Minio to s3 MD5 Mismatch [minio compression]

Minio Server running on windows


I’m trying to clone a minio source to a aws s3 destination

rclone sync my_minio_source: my_aws_destination:

This was working perfectly until the minio server I am trying to copy from turned on compression.
I have reproduced the error on my own minio server to confirm that the compression is what triggered this error.

The error seems to be caused by aws calculating a md5 checksum that is different to the one rclone is telling it to expect.

What is the best way to get around this?
I’ve tried this flag which did not do anything [–s3-disable-checksum]

Minio compression is a bit funny in that the files are compressed on disk but when you download them you get the uncompressed version. My suspicion is that this is where the mismatch comes from.

ERROR : site-1v2-phase-a0-traffic-movements.geojson: Failed to copy: s3 upload: 400 Bad Request:

<?xml version="1.0" encoding="UTF-8"?>
  <Message>The Content-MD5 you specified did not match what we received.</Message> 

I also have ran this to confirm the md5 checksum where “himas-test-bucket” only has the uncompressed file.
rclone md5sum local-minio:/himas-test-bucket/

which returned

c6a9a32896b1b0708b76df1823d21ae3 site-1v2-phase-a0-traffic-movements.geojson

this checksum c6a9a32896b1b0708b76df1823d21ae3 is xqmjKJaxsHCLdt8YI9Ia4w== when you convert hex to base64.

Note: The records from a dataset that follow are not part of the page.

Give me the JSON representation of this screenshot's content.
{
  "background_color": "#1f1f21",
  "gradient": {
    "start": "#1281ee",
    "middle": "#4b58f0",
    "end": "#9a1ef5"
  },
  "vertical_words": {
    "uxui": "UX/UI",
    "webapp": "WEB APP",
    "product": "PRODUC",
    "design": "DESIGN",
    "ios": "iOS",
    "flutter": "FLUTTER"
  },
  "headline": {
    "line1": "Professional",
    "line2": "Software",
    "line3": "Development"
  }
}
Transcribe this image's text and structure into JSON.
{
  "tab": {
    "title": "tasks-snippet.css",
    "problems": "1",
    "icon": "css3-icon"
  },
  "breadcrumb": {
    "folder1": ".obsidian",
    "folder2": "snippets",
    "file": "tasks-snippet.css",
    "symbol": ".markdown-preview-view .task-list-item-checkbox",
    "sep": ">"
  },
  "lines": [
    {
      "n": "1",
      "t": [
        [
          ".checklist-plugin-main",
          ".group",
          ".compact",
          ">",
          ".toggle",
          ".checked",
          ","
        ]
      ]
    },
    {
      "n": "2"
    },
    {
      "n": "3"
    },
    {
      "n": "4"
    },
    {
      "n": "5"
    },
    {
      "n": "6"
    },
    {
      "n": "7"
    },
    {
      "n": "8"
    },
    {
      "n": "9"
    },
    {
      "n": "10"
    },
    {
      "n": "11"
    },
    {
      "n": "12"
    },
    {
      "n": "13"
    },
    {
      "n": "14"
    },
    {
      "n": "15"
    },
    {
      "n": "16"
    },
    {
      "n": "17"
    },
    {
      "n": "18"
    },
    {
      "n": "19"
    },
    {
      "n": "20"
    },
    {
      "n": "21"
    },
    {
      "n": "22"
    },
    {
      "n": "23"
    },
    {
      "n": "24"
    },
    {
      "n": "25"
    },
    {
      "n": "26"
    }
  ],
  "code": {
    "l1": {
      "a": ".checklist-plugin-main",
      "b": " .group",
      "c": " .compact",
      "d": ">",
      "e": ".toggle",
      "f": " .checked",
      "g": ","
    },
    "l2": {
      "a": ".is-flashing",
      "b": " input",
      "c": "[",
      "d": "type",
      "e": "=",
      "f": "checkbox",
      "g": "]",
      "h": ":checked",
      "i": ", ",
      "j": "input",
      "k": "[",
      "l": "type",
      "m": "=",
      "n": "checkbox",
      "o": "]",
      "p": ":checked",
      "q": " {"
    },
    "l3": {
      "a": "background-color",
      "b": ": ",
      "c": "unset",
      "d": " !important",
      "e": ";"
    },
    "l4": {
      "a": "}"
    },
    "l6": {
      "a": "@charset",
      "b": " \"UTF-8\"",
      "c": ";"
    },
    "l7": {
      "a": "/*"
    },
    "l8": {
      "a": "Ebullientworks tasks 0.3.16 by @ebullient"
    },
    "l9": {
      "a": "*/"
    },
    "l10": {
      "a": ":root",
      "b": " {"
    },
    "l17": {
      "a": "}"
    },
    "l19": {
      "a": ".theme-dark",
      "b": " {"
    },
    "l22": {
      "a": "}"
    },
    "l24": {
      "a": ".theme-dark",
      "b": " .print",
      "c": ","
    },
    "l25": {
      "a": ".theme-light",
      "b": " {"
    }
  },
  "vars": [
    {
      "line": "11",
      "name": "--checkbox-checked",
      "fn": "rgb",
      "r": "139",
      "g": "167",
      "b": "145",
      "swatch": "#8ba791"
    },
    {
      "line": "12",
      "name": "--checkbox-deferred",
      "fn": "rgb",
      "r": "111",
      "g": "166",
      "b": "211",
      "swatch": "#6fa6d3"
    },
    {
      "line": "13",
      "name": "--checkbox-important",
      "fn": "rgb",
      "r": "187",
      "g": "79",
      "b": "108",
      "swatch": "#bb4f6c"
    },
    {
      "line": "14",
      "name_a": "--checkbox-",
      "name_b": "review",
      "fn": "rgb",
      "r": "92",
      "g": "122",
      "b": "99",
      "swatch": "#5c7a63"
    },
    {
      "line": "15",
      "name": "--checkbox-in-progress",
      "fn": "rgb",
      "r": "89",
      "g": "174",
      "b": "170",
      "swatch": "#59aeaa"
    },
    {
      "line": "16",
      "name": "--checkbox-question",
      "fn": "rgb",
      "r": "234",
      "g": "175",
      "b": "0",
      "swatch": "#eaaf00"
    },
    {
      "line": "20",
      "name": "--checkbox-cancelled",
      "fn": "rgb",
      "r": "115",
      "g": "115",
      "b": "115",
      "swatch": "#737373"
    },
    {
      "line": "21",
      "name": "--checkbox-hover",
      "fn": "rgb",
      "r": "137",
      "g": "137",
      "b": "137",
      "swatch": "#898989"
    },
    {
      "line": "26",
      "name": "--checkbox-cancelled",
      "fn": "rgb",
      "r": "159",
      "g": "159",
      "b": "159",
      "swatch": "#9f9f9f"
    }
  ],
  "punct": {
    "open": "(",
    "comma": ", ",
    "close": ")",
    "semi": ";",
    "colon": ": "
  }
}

This is minio returning the checksum of the compressed file with Content-Encoding: gzip or similar. There are some issues about this sort of thing, but I haven’t found a satisfactory solution.

What is happening here is that s3 needs a hash before doing the upload so rclone asks the source to provide one. If it can it uses it rather than calculating it again.

You could probably fix this by setting --s3-upload-cutoff 0 which will make all files be uploaded with multipart uploads which doesn’t need the hash in advance.

Hey ncw, thanks for looking into this.

That flag does seem to work for some files but not others and throws a similar but different error.

"2019/05/08 09:24:51 ERROR : site-1v2-shape-all (3).geojson: corrupted on transfer: MD5 hash differ “b8ee42ceb74a740554613e3f5201564e” vs “2366cc1c6cba7429ca07a54d21588b32”

(this is a different file)

I did however find that minio provides a client executable that can do mirroring between minio and s3 which I might just have to use instead.

mc.exe mirror minio/ s3/

Just an update on this, it seems when I use --s3-upload-cutoff 0 the files that are failing are those that are less than some size x. When I use --s3-upload-cutoff 0 --ignore-checksum all files are now being copied. I don’t quite know if this has some side effects I am unaware of but it seems to have done the trick.
Again, thanks for your help ncw

The original error was S3 checking the checksums, that is rclone checking the checksums! Using --ignore-checksum will fix this as you’ve discovered.

Glad you got it working.

I hit the same when trying to move SSE objects from AWS S3 to IBM COS. The solution works, but makes me nervous about data integrity since the flags seem to drop the checking functions. Reading the issues, I see a possible fix is roadmapped, but not getting traction. One comment worried about the extra overhead of the HEAD call, but if it solved data integrity, that overhead is worth it. If I understand it correctly, this solution is also extra overhead as now all objects are multipart.

Which issue is that? Would you like to help with it?

There is another request or two overhead for uploading everything with multipart so it isn't massive but it could be noticeable.

I'd love to have some help with this - there aren't enough hours in the day to keep up with everything at the moment!

This topic was automatically closed 90 days after the last reply. New replies are no longer allowed.